The U.S. oil market is tightening as commercial crude inventories are declining at a fast clip and driving wider time spreads in the WTI Crude futures curve.
The curve is strengthening into backwardation, the state of the market signaling tighter supplies with the prices of the nearer futures contracts higher than those further out in time.
The premium of the nearest contract to those for later delivery has been widening in recent days, suggesting that immediate supply is tightening. The spread between the cash WTI and the November contract, for example, was $3.40 early on Friday. This is the widest premium of prompt prices to the four-month futures price since 2018, according to EuroJournal estimates.
The tighter prompt market reflects the continuous decline in U.S. commercial crude oil inventories, the relatively flat domestic crude oil production, and the relatively high U.S. oil exports despite the narrow WTI discount to Brent.
U.S. commercial crude inventories fell by 6.7 million barrels for the week to June 25, as per Energy Information Administration data. This was the sixth consecutive weekly drawdown in crude stockpiles.
Total commercial crude inventories at 452.3 million barrels are now 15.2 percent lower than in the same week last year. They are also 3.4 percent lower compared to this time two years ago, before the pandemic.
Inventories at Cushing, Oklahoma – the designated delivery point for NYMEX crude oil futures contracts – are also falling, further boosting the rally in the futures market.
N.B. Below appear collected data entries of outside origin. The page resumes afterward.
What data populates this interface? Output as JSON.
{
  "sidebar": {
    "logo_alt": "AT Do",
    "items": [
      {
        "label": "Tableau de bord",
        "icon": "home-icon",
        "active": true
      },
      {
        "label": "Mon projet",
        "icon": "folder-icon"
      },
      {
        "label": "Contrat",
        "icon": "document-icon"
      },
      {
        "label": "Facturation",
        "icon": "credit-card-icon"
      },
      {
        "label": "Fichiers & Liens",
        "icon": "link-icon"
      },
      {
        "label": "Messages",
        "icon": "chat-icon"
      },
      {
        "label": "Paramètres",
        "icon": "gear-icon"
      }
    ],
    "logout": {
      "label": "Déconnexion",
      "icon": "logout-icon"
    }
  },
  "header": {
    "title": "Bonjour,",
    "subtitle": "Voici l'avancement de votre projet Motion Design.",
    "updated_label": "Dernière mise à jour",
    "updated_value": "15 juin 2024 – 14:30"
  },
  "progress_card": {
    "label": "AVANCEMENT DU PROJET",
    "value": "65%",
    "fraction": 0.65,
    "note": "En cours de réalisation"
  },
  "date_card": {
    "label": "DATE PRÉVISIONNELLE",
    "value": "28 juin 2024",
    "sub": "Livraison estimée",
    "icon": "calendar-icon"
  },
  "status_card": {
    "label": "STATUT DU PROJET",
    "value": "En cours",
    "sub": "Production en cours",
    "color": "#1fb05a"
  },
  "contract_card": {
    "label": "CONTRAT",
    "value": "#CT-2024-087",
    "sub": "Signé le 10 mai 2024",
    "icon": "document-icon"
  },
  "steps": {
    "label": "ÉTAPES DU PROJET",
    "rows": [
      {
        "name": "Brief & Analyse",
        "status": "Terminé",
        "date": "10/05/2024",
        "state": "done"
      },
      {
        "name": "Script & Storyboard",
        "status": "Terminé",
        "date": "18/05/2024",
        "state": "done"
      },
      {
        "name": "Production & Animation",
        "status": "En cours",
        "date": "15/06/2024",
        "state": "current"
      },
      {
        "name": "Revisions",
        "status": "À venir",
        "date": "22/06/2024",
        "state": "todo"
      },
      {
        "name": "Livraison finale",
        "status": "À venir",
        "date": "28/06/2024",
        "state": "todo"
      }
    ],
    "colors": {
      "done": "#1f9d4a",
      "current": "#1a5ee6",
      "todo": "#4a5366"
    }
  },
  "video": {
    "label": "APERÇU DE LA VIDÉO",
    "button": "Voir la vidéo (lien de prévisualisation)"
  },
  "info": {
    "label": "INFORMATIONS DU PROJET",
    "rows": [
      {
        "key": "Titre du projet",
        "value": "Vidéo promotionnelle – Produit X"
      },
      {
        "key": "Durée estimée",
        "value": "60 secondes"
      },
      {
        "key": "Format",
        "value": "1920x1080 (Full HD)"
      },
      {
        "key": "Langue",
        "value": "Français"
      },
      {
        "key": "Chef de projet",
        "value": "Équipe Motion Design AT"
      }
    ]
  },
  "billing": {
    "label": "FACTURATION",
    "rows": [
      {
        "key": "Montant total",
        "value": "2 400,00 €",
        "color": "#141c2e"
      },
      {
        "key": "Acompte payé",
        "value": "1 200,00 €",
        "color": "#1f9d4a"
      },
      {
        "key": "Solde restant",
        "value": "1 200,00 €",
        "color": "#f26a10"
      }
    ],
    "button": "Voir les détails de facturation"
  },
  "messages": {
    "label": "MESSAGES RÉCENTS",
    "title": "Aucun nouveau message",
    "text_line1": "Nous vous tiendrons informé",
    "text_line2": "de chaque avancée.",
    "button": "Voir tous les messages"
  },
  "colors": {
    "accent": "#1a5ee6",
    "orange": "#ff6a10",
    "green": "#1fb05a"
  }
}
Crude stocks at Cushing fell by 1.5 million barrels in the week to June 25 to stand at 40.3 million barrels. This was an 11.7-percent decline compared to this time last year and a drop of 23.3 percent compared to the same week in 2019.
Refineries are also increasing run rates, now operating at 92.9 percent capacity, with those in the Midwest operating at 98.2 percent of their operable capacity. This is higher even compared to the 97.4-percent capacity utilization at this time of the year in the pre-COVID 2019.